Deney(im) duyumlarla gerçekleştirilir. Basit izlenimler, duyularımızın verileri sonucu
elde edilir. Duyular, ilk izlenimlerdir. İzlenimler bellek ve imgelemin işlevleri sonucu
birleşirler. Birleşik izlenimler, zihnin anlama yetisiyle soyutlanarak idea ve tasarım
haline gelerek bilgi olurlar. Empiristler için öncelikli akıl yürütme biçimi
tümevarımsal akıl yürütmedir.
Bu görüşe göre, matematik gibi bilgiler ve aklın ilkeleri olarak adlandırılan “özdeşlik”,
“çelişmezlik” ve “üçüncü halin olanaksızlığı” ilkeleri de deneyin ürünleridir. Deneyin
tekil verilerinden kalkarak, tümevarımsal genellemeler sonucu matematik bilgiler elde
edilir. Yani, tüm bilgiler a posterioridir.

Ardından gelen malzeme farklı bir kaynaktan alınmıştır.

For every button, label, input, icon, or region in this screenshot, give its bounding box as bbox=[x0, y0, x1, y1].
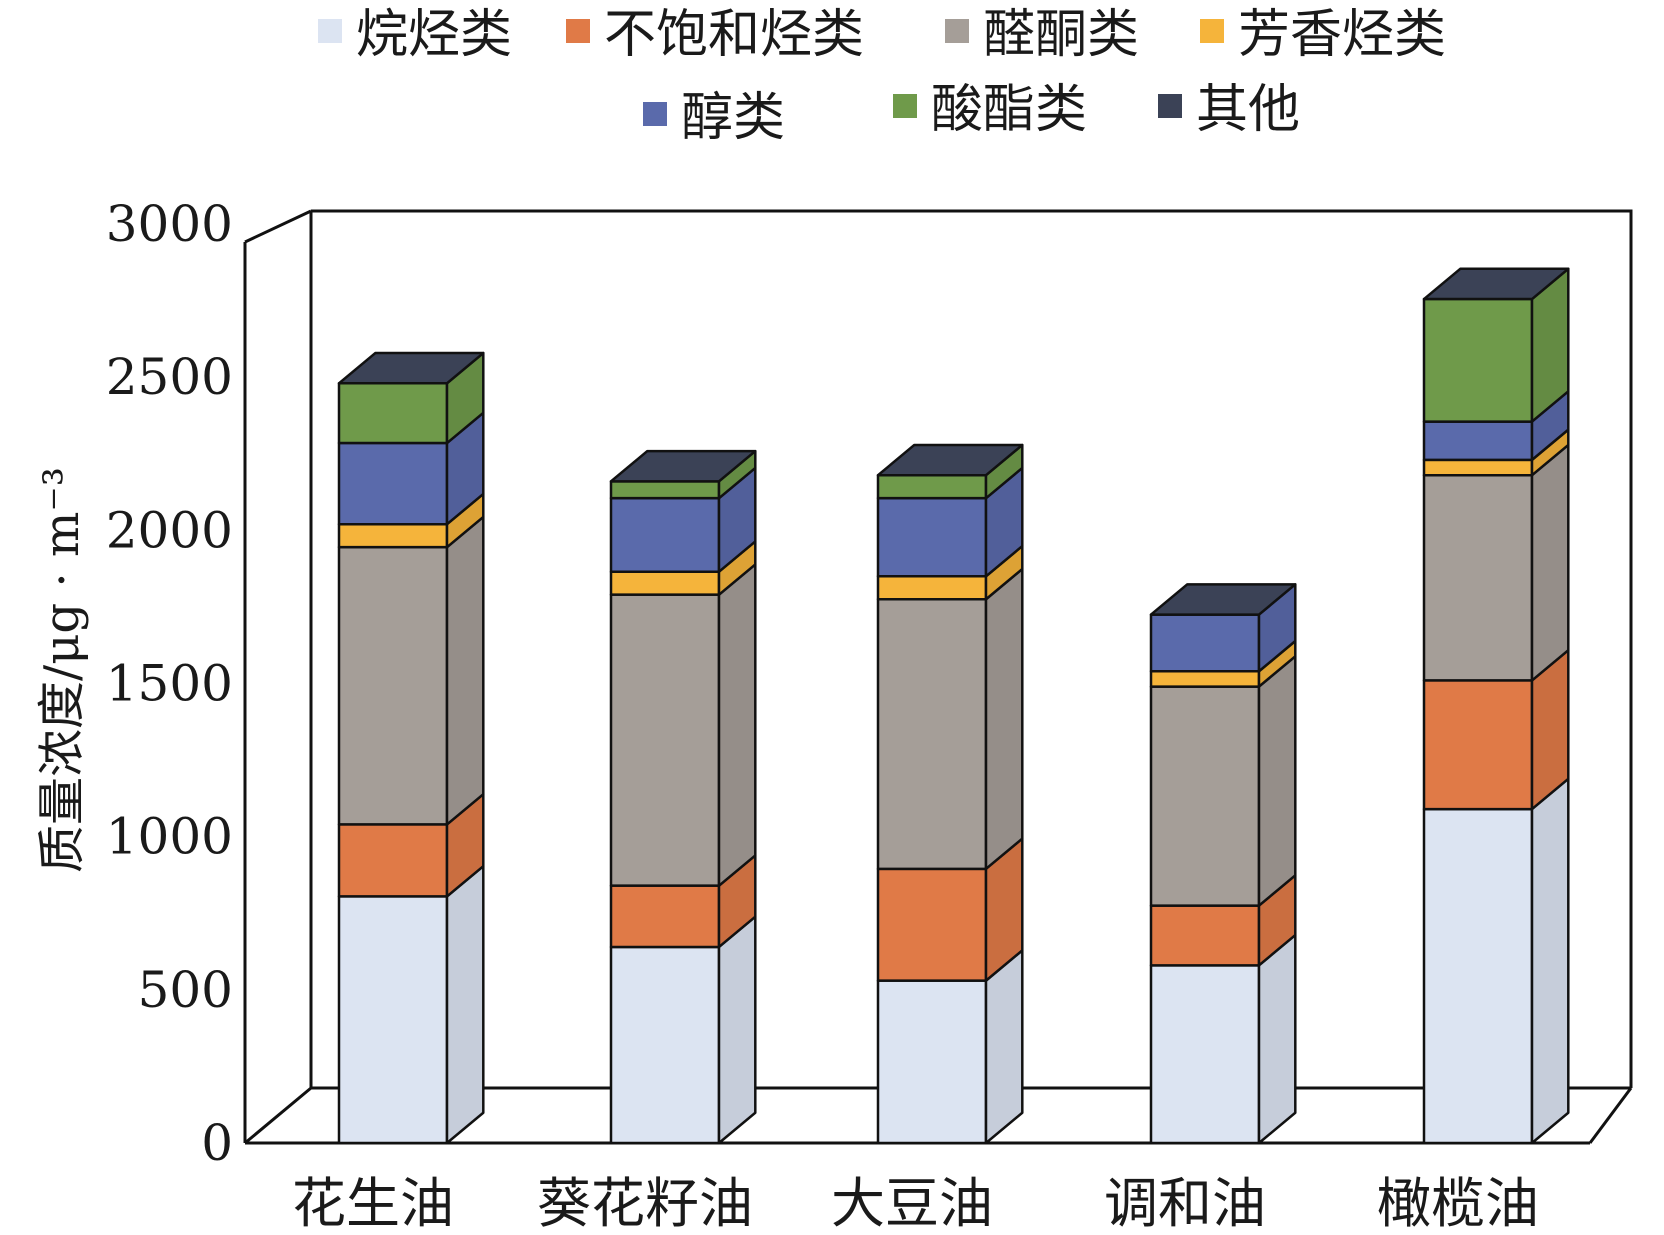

Dolaysız bilginin kaynağı (bkz. Sonsuz geriye gidiş argümanı) duyu deneyimidir.
Anlamları, açıklama ya da tanımlama gerektirmeyen ilksel kavramlar gözlem
kavramlarıdır. Neyi gözlemlediğimizi ya da neyi deneyimlediğimizi aktaran ifadeler
gözlem ifadeleri / önermeleridir. Bu önermeler, diğer inançlarımızı bunların ışığında
gerekçelendirdiğimiz temel önermeler veya ilk ilkelerdir.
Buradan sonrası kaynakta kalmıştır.